"Young people identify themselves with Putin and the regime, and they don't want any changes," said Boris Dubin, senior researcher at the Levada Polling Center. "They support the interpretation of stability imposed on society by the mass media. They are shaped by the Kremlin in the form the Kremlin finds acceptable."
Many Russians, particularly among the older generations, are squeamish about the youth groups. They have seen political heroes rise and fall, and many remain suspicious of the extreme language they hear shouted on the street.
"I don't know what they're really up to, but what they're doing is a tone higher than normal. The wording is too sharp. They're insulting," said Nadezhda Bukhenskaya, a 55-year-old university professor who wandered past a recent Nashi demonstration, then stopped and frowned. "Were they brought into politics by somebody else, or are they doing it by themselves?"
Talking to Nashi members offers a sample of the kaleidoscope of fears that swirl in Putin's Russia. An alleged U.S. plot to infiltrate politics, get hold of natural resources and shatter mighty Russia into smaller, more easily managed countries is a recurring theme.

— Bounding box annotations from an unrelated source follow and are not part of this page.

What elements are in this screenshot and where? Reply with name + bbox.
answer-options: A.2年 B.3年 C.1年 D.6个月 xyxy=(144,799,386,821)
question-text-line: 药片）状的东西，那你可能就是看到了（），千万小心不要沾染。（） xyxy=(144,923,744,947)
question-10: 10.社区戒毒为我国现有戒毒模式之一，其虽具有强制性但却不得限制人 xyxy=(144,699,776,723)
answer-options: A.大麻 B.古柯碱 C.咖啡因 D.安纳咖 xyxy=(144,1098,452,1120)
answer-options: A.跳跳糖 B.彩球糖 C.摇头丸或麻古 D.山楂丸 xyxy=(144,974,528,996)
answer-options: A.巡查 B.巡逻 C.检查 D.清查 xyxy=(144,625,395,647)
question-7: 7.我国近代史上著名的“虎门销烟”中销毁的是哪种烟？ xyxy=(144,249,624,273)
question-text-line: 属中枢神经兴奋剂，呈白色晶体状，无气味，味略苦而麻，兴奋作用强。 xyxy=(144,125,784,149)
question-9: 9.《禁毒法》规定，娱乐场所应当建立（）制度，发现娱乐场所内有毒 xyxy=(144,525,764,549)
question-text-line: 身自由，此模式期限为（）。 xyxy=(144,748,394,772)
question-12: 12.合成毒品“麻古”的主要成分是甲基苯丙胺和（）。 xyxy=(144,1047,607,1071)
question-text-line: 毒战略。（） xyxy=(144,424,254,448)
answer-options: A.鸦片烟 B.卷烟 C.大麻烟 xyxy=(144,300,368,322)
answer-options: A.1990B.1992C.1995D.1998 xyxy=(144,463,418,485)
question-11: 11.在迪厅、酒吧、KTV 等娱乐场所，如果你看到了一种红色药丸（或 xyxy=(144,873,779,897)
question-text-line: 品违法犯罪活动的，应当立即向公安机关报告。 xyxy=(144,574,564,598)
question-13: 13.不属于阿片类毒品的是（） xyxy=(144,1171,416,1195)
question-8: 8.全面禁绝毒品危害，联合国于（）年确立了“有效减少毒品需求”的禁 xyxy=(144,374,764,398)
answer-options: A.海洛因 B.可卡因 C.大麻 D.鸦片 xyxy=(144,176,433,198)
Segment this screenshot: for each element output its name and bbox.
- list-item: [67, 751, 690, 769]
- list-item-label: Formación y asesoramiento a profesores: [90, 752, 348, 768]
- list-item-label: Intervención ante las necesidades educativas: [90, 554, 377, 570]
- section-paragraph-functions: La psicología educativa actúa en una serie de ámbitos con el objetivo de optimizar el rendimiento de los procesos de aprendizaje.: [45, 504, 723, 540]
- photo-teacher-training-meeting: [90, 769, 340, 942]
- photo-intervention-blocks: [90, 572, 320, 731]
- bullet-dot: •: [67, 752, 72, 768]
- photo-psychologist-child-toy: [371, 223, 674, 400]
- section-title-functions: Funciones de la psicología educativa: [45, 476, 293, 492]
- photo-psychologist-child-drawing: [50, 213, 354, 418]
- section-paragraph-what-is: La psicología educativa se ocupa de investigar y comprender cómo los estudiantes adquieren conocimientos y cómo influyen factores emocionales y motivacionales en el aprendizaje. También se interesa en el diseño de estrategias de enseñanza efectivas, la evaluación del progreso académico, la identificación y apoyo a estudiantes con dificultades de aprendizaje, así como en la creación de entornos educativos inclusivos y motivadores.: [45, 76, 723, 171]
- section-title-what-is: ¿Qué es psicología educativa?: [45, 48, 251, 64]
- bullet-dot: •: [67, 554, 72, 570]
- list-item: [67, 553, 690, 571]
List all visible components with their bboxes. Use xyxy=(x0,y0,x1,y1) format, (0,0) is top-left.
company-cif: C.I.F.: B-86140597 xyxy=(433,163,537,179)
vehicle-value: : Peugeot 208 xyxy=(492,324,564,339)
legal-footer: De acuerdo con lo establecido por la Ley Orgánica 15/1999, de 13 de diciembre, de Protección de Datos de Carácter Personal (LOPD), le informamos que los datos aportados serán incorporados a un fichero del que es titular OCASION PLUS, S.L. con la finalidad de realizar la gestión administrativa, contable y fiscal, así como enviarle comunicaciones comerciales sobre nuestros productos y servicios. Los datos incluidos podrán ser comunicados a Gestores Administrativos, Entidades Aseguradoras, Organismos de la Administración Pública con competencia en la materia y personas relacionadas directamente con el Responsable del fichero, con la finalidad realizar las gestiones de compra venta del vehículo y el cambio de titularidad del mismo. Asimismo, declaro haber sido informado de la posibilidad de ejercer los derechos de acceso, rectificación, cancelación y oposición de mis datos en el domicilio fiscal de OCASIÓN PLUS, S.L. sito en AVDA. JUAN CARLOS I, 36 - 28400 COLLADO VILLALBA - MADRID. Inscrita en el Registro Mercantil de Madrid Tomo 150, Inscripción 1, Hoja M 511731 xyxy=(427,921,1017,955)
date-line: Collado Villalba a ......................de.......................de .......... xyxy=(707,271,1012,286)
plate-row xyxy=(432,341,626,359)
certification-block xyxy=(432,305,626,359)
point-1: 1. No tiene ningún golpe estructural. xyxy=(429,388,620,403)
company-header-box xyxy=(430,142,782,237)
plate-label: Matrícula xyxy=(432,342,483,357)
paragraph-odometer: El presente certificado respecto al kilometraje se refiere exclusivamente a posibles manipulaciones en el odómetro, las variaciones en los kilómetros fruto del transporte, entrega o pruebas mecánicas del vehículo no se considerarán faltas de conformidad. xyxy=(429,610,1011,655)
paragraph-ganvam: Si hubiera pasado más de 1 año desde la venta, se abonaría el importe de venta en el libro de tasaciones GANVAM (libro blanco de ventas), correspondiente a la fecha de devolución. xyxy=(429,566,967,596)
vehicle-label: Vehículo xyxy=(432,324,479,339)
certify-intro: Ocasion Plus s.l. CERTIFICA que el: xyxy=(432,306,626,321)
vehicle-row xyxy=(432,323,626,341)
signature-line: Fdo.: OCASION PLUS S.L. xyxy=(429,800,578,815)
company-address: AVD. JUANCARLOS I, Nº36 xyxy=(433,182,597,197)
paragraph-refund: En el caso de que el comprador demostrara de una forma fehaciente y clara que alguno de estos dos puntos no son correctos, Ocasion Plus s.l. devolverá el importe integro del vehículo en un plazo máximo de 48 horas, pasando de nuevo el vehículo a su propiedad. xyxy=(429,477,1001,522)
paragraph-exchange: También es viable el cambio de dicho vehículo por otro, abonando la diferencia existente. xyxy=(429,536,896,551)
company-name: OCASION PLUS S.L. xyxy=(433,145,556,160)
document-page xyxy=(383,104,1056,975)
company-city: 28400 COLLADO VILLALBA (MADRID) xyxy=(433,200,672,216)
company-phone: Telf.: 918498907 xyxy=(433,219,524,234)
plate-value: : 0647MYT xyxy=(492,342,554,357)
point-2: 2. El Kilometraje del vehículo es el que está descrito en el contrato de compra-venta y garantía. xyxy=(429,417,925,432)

"We're here to protect the sovereignty of our country," said Zaur Aminov, a 20-year-old economics student and Nashi leader who moved among thousands of other students at a recent pro-Putin rally at the edge of Red Square.
Asked who is threatening Russian sovereignty, the answer came quickly: "The American State Department."
Most of the recent recruits are neophytes; often, they are unsophisticated youths from the provinces who are unable to articulate why they are chanting in the streets of Moscow.
"My boyfriend was a member, and I joined him for one of the actions and I thought it was cool," said a teenage girl with a pierced lip, tarry mascara and blond hair that kept sliding into her eyes. Another protest, at the Georgian Embassy, had just broken up.
"What are you talking about? You should say you're worried about the fate of the country," hissed the young man at her side, who'd slipped the headphones off his ears to join the conversation.
The Kremlin and Nashi often try to downplay their relationship. But the youth group takes much of its funding from the Presidential Chamber, a board of hand-picked private citizens established by Putin. The group's website explains its mission as "attracting citizens and public organizations to the realization of state policy."